İstanbul Ağır Ceza Mahkemesi’ndeki birinci duruşmaya, tutuklu sanıklar Baha Haci Hasan ve Marey El Esat getirildi. Amerikan Başkonsolosluğu’ndan bir temsilci de duruşmayı izledi.
“BEN YALNIZCA AĞZINI KAPATTIM”
Suriyeli iki sanık savunmalarını tercüman aracılığıyla yaptı. Sanık Baha Haci Hasan, “Ben öldürmedim. Başka sanık öldürdü. Meskenin içinde bana ilişkin DNA bulunması doğrudur. Maktülün konutunda üç gün kaldım. beni severdi. Atılı suçlamayı kabul etmiyorum. Beraatimi talep ediyorum” dedi. Hakimin poliste farklı tabir verdiği tarafındaki sorusu üzerine Baha Haci Hasan, “Beni mahpusa atmasınlar diye olayı birlikte planladığımızı ve çok pişman olduğumuzu söyledim. Ben yalnızca ağzını kapattım. Öldükten sonra banyoya götürdük. Konuttan laptop, müzik seti ve telefonu aldık” diye karşılık verdi.
“BIÇAKLADIM, PİŞMANIM”
Sanık Marey El Esat ise, “Evsizdim. Öbür sanıkla tanıştım. Bana ‘gel, benimle kal’ deyip pak kıyafetler verdi. Meskeninde duş aldım. Daha sonra Amerikalı Loren’in meskenine gittik. Beni sanık tanıştırdı. Maktül bana bardakta bir şey getirdi. İçtim, şuurum karıştı. Daha sonra bir tane daha getirdi. Bana bir şeyler teklif etti. Ben de kendisine vurarak reaksiyon gösterdim. Daha sonra bıçakladım” diye konuştu. Sanık Esat, “Her ne kadar evvelki sözümde maktülün karın bölgesinden kan aktığını söylemişsem de bunu baskı altında söyledim. Maktül öldükten sonra beyaz spor ayakkabılarım vardı. Bu ayakkabılarımı çıkararak maktüle ilişkin siyah renkli ayakkabıları giyerek çıktım.” diye konuştu.
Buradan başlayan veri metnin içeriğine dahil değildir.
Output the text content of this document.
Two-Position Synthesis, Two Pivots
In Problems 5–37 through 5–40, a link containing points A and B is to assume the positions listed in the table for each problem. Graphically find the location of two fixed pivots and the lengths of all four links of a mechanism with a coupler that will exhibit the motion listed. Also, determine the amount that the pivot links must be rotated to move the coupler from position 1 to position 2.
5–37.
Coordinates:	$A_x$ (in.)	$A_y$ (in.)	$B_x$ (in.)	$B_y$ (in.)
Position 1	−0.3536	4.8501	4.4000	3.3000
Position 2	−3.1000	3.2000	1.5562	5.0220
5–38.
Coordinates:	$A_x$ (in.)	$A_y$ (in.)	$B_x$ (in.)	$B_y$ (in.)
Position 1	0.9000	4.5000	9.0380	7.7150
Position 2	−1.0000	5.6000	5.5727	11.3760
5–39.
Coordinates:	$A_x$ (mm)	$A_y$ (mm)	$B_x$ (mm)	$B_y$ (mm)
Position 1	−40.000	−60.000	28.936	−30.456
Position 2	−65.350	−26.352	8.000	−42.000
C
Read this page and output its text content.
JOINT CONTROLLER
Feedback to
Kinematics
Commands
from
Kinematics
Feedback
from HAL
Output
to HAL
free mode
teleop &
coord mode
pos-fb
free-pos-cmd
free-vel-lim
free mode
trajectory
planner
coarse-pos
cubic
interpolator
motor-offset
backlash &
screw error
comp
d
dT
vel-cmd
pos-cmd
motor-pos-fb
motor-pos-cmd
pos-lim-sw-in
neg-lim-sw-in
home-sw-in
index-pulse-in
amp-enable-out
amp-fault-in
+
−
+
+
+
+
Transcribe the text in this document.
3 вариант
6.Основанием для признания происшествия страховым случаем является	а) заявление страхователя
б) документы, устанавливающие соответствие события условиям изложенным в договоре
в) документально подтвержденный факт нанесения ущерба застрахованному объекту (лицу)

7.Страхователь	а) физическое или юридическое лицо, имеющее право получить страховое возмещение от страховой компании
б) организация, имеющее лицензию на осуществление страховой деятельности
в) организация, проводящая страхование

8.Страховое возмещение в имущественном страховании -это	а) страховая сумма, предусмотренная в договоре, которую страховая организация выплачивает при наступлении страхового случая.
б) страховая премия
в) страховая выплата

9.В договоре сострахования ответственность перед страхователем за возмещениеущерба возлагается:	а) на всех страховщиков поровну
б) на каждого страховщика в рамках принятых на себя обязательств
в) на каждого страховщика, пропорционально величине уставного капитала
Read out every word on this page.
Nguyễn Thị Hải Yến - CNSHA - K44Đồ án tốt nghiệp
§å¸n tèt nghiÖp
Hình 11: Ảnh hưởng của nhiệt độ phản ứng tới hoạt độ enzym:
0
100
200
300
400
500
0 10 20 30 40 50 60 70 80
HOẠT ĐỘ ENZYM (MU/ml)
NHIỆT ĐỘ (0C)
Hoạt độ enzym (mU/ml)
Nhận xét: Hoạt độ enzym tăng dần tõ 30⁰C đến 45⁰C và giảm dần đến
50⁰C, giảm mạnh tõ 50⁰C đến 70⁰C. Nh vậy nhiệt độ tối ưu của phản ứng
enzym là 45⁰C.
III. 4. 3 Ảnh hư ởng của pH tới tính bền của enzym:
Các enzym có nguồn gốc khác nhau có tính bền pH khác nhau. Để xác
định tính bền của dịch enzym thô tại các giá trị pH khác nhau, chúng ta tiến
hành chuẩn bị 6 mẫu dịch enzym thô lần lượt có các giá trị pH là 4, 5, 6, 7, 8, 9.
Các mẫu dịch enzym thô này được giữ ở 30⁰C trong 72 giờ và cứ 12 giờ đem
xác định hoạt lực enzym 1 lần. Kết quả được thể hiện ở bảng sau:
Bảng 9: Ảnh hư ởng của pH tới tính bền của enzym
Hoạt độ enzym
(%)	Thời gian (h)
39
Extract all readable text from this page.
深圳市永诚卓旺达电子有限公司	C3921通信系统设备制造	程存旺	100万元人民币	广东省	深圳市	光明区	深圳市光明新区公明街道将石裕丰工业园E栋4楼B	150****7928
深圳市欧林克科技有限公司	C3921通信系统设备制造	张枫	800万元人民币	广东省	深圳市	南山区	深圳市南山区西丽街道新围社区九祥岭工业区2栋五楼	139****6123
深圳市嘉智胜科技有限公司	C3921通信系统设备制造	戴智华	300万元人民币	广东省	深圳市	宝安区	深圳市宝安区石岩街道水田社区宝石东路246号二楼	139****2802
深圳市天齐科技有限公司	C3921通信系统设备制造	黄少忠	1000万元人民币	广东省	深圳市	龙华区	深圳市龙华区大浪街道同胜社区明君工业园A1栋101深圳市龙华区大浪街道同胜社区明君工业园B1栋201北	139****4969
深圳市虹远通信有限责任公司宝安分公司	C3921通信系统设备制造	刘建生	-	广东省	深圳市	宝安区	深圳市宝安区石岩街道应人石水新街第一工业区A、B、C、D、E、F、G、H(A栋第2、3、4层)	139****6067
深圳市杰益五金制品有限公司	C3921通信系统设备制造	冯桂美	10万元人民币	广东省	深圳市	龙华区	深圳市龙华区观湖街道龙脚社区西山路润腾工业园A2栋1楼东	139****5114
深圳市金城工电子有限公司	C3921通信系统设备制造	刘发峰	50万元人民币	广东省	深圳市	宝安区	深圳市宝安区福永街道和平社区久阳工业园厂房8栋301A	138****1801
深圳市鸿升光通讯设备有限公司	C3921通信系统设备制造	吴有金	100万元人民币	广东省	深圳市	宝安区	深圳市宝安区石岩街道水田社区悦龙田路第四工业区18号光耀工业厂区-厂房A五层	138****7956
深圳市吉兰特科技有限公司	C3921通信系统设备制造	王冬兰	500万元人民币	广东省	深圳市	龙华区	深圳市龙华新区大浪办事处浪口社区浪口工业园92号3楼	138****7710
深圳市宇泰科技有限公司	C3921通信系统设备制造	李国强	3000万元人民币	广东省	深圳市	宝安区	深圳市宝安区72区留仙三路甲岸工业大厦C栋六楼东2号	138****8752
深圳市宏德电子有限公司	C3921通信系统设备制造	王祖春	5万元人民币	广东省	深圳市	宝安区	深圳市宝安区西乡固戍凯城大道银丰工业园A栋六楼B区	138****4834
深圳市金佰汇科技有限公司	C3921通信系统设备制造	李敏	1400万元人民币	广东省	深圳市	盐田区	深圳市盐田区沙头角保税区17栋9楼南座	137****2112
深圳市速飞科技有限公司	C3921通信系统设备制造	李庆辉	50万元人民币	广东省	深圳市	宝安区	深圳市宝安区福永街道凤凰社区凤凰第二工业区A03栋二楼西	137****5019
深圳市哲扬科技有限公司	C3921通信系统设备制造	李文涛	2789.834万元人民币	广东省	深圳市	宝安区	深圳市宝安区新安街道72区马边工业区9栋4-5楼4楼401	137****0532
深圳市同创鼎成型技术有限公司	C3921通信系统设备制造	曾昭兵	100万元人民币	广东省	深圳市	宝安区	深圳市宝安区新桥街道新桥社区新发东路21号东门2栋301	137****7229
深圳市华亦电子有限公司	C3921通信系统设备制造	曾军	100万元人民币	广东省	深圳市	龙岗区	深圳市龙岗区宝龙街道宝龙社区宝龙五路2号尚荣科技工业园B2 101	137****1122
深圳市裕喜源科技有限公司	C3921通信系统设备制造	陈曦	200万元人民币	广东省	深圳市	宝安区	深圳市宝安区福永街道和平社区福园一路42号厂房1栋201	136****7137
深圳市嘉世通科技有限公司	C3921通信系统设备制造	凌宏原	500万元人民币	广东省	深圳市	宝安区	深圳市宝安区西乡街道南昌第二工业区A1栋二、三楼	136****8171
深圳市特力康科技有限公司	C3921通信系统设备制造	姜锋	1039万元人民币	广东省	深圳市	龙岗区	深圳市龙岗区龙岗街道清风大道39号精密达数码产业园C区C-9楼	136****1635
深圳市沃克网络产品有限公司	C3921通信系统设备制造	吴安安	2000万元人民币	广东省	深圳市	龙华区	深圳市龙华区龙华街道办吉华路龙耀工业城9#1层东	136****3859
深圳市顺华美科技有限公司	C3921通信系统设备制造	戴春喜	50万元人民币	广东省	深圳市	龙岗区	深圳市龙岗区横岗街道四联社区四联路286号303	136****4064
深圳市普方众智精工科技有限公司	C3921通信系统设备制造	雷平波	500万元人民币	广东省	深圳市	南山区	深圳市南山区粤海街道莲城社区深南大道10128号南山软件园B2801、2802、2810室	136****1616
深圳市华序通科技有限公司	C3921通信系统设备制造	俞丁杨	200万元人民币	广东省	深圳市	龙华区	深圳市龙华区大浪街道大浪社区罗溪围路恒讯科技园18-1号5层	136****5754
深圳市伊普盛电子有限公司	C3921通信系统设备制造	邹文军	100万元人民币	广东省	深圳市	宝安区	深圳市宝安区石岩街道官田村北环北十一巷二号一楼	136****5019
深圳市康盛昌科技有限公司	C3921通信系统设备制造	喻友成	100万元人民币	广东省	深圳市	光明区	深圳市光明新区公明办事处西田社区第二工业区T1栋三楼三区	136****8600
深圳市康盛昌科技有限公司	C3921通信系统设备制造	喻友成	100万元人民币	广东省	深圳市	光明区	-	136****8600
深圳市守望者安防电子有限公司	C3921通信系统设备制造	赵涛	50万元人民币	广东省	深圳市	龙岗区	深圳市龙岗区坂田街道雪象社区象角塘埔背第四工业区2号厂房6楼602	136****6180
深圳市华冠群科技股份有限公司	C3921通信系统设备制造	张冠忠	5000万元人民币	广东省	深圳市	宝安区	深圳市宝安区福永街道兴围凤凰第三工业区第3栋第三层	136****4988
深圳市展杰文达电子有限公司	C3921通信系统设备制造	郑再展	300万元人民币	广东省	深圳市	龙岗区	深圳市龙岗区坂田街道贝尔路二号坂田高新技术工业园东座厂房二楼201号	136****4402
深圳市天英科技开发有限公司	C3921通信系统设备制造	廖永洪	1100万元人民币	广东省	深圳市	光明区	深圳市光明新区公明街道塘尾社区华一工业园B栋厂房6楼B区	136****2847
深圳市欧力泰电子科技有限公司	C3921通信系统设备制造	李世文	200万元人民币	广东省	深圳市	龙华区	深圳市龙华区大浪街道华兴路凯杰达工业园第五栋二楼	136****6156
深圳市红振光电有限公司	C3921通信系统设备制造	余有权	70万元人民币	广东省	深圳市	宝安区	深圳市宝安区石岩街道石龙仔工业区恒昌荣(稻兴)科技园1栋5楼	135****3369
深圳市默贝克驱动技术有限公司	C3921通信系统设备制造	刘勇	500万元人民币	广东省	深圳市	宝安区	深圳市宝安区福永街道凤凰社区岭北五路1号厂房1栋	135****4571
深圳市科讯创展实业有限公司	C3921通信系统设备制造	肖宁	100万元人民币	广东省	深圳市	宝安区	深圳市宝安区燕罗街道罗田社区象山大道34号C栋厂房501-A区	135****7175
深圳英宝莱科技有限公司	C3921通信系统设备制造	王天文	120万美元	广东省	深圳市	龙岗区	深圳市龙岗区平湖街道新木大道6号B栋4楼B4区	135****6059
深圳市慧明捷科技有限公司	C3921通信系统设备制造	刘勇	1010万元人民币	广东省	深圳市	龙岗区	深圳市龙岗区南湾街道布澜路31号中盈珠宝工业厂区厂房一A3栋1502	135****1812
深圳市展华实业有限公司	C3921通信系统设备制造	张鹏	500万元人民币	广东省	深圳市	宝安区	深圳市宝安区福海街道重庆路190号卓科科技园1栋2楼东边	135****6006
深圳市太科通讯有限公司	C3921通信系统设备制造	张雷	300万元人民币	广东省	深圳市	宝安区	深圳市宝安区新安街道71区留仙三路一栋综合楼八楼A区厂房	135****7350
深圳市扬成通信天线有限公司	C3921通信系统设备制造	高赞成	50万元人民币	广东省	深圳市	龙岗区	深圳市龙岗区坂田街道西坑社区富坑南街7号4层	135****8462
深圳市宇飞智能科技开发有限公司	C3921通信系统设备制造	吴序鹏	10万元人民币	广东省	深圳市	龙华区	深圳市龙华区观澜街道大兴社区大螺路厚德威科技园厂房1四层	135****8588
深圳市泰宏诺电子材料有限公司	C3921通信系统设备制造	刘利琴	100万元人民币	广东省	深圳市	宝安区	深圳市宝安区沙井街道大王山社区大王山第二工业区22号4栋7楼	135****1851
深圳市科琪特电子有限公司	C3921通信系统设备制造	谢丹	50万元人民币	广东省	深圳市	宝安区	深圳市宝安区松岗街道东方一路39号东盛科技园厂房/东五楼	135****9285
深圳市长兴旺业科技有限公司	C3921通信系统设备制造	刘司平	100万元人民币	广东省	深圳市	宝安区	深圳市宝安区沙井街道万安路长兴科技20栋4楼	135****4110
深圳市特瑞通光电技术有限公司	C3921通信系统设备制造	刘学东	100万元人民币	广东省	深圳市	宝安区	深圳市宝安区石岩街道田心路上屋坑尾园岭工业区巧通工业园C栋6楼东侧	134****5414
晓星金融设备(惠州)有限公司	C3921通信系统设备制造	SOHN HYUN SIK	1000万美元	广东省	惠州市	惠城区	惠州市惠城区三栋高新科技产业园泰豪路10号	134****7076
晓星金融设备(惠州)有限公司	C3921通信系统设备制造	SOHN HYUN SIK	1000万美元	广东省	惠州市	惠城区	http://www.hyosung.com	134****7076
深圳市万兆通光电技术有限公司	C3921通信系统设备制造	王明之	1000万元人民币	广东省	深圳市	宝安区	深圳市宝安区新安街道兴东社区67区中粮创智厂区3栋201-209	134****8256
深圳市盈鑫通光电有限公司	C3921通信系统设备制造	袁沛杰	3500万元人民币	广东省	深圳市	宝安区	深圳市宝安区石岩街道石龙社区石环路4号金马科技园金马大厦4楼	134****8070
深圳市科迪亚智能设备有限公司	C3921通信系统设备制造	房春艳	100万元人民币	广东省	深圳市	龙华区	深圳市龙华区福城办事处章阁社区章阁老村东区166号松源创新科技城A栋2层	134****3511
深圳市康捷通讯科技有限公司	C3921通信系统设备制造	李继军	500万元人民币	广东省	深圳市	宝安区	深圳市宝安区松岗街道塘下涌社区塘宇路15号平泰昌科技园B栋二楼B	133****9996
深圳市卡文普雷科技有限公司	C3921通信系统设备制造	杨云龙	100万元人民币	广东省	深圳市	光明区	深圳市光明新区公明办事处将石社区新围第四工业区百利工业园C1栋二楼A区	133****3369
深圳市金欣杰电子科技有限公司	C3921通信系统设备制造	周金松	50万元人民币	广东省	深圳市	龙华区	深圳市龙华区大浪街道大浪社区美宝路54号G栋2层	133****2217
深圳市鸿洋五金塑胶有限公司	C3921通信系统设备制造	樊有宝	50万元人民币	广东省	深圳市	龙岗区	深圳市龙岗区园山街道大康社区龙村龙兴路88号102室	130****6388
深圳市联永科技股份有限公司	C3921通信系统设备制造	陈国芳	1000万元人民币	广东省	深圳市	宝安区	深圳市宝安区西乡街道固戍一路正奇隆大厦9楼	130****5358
Senseman’ı öldürdüğü sırada öteki sanık Baha Hacı’nın balkonda kulaklıkla müzik dinlediğini tez eden sanık Esat, “Olayı gördü. Sonra birlikte banyoya götürdük. Meskenden ben bir şey almadım. Pişmanım. Tahliyemi talep etmiyorum” formunda konuştu.
Duruşmada, maktülün arkadaşı Muammer Kaya da şahit olarak dinlendi. Kaya, polisin kendisini araması üzerine olaydan haberdar olduğunu, sanıkları tanımadığını, arkadaşı Loren’in öğretmenlik ve tercümanlık yaptığını, çok cana yakın bir insan olduğunu, büyük bir ihtimalle sanıkları yardım etmek maksadıyla yanına aldığını söyledi. Mahkeme heyeti, sanıkların tutukluluk halinin devamına ve evrakın mütalaasını hazırlaması için savcılığa gönderilmesine karar verdi. Duruşma ertelendi.
İddianameye nazaran, olay tarihi 26 Ağustos 2018’de sanıklar Baha Haci Hasan ve Maret El Esat’ın, uzun yıllardır Türkiye’de yaşayan daha evvel Darüşşafaka Eğitim Kurumları’nda öğretmenlik de yapmış olan maktül Loren Irville Senseman’ı meskeninde öldürdükleri anlatılıyor. Maktülün cesedinin banyoda ve çürümeye başlamışken bulunduğu, meskenin çeşitli yerlerinde sanıkların DNA izlerinin tespit edildiği belirtiliyor. Her iki sanığın, “Tasarlayarak öldürme”, “Silahla, birden fazla kişi ile birlikte konutta geceleyin yağma” cürümlerinden ağırlaştırılmış müebbet mahpusları ve 10 yıldan 15 yıla kadar mahpusla cezalandırılmaları isteniyor.